By Farah Siddiqi
A new report calls for greater accountability in the system that provides funding to farmers in underserved communities. The research takes a dive into the Farm Credit System, examining the risks and suggesting improvements to make the system more fair and sustainable.
Report lead author Dr. Joshua Humphreys is a farmer and president of the Croatan Institute. He asserted that, despite the Farm Credit System making around 45% of all agricultural loans, there is no transparency in how much of the funding goes to small, midsized or socially disadvantaged farmers.
"Minority home buyers were deeply underserved," Humphreys pointed out, "yet no data demographically related to race, ethnicity or gender along the lines of other equal lending opportunity sectors are provided."

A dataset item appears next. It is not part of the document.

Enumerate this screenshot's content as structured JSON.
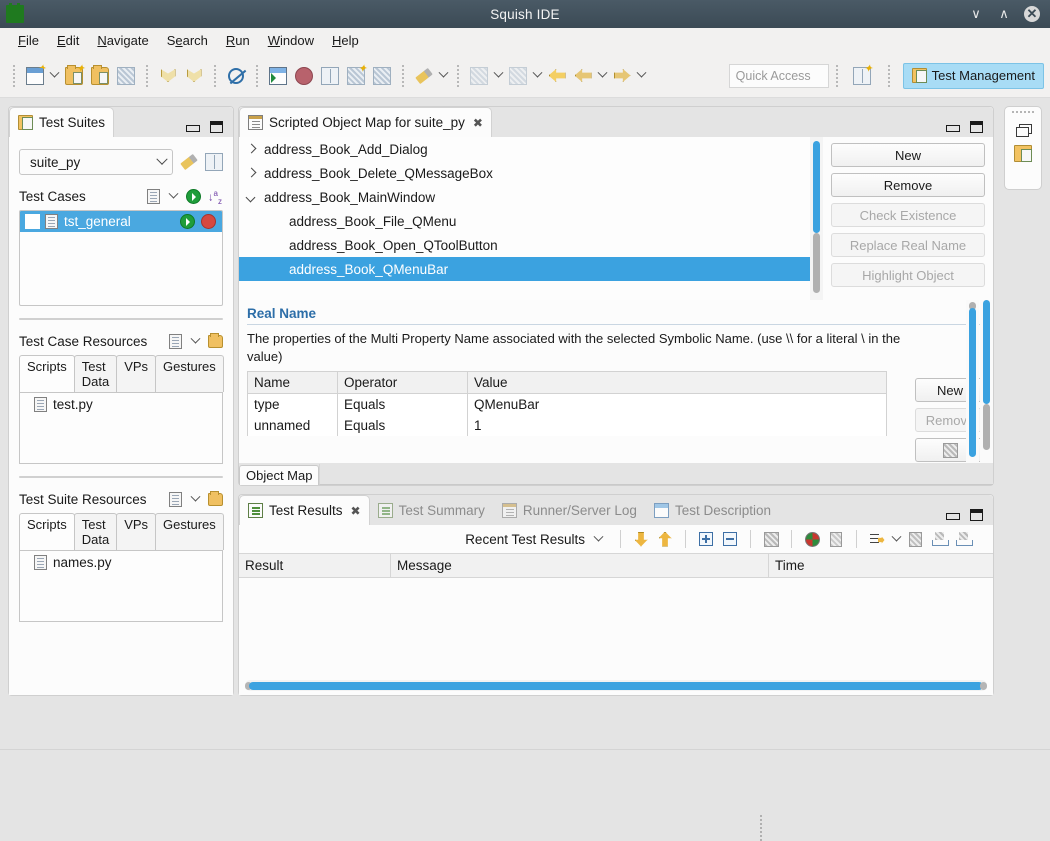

According to the report, most Farm Credit System loans go to very large operations, and fewer than 20% to small or beginning farmers. Humphreys said the findings can be an opportunity for the system to address the disparities.
The report also examines the system's lack of climate-related reporting, and suggests ways to make sustainability a bigger priority in lending. For the last several decades, farmers have dealt with increased risks -- from rising temperatures and more frequent severe storms to wildfires.
Report contributor David Beck, director of policy at Self-Help Credit Union, said as agriculture's Government-Sponsored Enterprise, more can be done to help farmers to transition to more eco-friendly practices.
"For instance, helping small farmers or even larger farmers switch to more regenerative ag practices that can require a lot of upfront cost," Beck explained. "So, maybe helping subsidize that switch to more sustainable ag systems."